Cientistas revivem 13 vírus de 48 mil anos congelados na Sibéria

Com mudanças climáticas, há chances de vírus congelados na Sibéria voltarem a atividade, afirmaram os cientistas
Com mudanças climáticas, há chances de vírus congelados na Sibéria voltarem a atividade, afirmaram os cientistas
  • Vírus se mostraram capazes de se manter infecciosos 48 mil anos após de inatividade;

  • Cientistas afirmaram que mudanças climáticas pode causar o degelo desses organismos;

  • Pesquisadores dizem que não há risco de contaminação desses vírus por humanos.

Parece até roteiro de filme de terror: cientistas da Universidade de Marseille, na França, descongelaram 13 vírus adormecidos no gelo da Sibéria. Sob o permafrost - um tipo de solo permanentemente congelado - esses núcleos de RNA e DNA estavam inativos desde 48 mil anos atrás.

Apesar de haver certos riscos, a causa é por um bem maior.

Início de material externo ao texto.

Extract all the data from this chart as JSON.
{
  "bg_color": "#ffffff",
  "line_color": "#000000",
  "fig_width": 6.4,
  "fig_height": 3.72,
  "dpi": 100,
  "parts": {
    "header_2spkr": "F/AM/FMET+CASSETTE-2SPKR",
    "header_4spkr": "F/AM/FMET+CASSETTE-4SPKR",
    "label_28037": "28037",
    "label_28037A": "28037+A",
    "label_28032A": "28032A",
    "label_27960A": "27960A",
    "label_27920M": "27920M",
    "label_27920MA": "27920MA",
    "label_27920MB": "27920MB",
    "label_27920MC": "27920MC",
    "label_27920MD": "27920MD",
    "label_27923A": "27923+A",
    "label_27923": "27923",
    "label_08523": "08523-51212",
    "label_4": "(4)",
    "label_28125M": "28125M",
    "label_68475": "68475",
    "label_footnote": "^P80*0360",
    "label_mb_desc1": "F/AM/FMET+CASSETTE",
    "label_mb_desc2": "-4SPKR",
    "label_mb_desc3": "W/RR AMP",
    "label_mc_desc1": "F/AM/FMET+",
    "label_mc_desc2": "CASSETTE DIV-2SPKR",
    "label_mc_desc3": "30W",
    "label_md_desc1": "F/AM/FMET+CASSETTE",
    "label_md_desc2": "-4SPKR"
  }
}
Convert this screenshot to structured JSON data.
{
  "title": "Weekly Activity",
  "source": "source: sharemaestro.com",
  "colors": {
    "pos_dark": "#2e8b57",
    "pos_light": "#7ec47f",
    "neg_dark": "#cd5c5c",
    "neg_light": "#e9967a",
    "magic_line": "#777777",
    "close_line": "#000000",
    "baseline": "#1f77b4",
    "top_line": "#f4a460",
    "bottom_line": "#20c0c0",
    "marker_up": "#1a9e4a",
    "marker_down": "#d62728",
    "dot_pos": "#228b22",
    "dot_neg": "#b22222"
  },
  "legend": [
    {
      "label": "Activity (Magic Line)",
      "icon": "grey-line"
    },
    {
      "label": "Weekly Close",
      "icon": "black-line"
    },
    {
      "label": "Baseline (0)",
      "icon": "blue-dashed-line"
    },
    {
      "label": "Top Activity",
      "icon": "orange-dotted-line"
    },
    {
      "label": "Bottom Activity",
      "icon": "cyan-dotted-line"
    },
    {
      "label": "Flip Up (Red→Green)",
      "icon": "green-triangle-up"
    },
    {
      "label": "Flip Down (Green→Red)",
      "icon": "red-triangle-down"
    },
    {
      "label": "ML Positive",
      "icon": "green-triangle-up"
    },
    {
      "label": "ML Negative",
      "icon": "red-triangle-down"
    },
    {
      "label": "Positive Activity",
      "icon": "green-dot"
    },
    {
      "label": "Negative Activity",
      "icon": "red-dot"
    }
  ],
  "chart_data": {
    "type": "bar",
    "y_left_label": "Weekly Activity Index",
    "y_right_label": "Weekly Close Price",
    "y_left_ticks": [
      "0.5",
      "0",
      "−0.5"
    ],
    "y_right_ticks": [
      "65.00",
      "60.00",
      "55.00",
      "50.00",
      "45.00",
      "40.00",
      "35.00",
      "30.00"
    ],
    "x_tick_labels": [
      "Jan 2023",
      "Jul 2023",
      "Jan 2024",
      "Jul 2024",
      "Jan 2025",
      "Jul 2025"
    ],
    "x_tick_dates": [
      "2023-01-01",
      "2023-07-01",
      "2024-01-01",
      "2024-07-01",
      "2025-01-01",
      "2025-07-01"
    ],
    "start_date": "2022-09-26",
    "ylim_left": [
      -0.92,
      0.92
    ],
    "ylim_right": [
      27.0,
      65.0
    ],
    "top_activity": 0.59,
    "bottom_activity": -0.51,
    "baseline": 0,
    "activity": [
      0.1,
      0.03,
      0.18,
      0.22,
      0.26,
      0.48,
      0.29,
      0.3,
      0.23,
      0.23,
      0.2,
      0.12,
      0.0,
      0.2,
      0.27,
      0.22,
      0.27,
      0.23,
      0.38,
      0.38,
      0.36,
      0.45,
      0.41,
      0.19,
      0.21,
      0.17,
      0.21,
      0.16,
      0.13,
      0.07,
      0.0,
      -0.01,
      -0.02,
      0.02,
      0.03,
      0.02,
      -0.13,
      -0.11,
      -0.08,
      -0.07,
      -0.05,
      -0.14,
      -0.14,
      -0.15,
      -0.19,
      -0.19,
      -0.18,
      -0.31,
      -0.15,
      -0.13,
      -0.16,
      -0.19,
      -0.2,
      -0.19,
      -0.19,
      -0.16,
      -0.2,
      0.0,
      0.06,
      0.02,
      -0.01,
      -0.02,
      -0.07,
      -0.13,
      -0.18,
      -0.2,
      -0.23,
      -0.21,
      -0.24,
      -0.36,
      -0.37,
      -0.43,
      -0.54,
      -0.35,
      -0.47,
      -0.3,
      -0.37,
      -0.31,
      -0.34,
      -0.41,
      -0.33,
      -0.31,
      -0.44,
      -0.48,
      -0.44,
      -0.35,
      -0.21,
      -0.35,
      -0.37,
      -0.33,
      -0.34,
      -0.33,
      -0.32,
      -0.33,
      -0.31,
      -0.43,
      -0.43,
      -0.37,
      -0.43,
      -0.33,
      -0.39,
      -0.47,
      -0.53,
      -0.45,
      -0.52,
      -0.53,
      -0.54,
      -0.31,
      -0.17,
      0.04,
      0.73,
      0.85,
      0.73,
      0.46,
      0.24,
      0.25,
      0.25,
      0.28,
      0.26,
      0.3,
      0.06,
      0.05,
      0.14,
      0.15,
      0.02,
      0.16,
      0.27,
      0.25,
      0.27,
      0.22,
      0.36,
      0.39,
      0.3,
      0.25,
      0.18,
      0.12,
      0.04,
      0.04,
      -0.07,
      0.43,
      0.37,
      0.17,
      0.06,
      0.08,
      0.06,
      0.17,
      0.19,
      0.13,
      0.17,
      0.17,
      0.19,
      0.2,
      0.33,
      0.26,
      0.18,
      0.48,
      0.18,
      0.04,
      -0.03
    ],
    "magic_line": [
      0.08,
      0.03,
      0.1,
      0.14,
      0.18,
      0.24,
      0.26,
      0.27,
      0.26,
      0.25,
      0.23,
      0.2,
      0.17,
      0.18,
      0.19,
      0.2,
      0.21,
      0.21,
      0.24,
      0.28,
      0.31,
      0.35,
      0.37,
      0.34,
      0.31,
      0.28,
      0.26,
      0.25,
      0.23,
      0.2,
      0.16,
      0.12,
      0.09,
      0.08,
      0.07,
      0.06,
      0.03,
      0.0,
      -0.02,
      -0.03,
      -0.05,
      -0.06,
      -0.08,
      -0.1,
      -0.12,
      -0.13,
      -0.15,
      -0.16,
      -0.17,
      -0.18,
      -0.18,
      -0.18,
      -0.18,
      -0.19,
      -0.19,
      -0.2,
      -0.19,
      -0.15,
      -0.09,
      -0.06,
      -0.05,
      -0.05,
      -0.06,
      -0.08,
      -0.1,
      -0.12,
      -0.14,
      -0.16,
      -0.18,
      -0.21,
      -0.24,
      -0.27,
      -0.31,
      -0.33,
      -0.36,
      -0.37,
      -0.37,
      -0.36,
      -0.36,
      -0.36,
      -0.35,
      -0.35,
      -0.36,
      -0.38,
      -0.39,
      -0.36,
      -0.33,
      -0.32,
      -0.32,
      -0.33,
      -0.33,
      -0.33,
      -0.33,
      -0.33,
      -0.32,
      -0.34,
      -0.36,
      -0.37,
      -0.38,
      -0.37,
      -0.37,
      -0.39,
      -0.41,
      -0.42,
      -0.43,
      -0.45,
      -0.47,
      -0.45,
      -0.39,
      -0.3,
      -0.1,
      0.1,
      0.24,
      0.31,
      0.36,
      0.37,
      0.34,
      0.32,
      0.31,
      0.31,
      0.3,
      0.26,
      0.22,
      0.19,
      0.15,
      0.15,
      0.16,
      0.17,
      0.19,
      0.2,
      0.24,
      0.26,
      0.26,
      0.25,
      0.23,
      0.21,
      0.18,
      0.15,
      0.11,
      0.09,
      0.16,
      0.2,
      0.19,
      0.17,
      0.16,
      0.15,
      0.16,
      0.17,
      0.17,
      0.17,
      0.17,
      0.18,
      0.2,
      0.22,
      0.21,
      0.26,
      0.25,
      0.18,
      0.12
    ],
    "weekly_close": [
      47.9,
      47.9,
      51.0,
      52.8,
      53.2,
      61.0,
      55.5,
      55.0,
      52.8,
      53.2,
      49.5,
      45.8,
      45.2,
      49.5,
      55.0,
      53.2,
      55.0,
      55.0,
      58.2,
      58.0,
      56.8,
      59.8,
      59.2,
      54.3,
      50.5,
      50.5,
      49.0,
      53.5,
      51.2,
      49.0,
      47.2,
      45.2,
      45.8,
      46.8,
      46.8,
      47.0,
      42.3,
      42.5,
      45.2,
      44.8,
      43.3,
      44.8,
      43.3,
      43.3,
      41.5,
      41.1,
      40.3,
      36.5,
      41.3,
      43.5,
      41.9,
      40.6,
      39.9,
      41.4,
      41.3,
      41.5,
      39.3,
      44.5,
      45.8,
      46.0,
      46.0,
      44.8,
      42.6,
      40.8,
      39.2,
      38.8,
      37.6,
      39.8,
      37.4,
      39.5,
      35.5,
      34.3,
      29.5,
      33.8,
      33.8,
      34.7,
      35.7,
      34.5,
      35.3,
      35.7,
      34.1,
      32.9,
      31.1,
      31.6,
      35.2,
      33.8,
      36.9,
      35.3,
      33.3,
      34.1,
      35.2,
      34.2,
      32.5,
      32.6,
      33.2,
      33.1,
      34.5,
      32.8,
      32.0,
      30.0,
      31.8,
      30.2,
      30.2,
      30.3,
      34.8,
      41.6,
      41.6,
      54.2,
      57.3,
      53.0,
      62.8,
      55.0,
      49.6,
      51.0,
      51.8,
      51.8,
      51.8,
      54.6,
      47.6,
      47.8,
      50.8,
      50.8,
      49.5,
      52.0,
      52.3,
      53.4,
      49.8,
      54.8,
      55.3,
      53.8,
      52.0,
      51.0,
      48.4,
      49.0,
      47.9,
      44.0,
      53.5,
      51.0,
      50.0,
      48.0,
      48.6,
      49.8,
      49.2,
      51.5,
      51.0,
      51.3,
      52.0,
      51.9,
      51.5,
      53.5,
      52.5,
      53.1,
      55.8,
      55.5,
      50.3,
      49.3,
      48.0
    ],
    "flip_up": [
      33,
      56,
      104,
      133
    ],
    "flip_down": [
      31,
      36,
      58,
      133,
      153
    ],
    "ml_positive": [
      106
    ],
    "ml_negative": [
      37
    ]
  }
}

Com as mudanças climáticas, os pesquisadores querem entender como o degelo da região pode fazer surgirem novos patógenos, que tem o poder de causar novas doenças e, quem sabe, até uma nova pandemia.

O estudo, que ainda não foi revisado por partes, afirma que “devido ao aquecimento climático, o degelo irreversível do permafrost está liberando matéria orgânica congelada por até um milhão de anos”. Parte dessa matéria consiste em “vírus que permaneceram adormecidos desde os tempos pré-históricos”.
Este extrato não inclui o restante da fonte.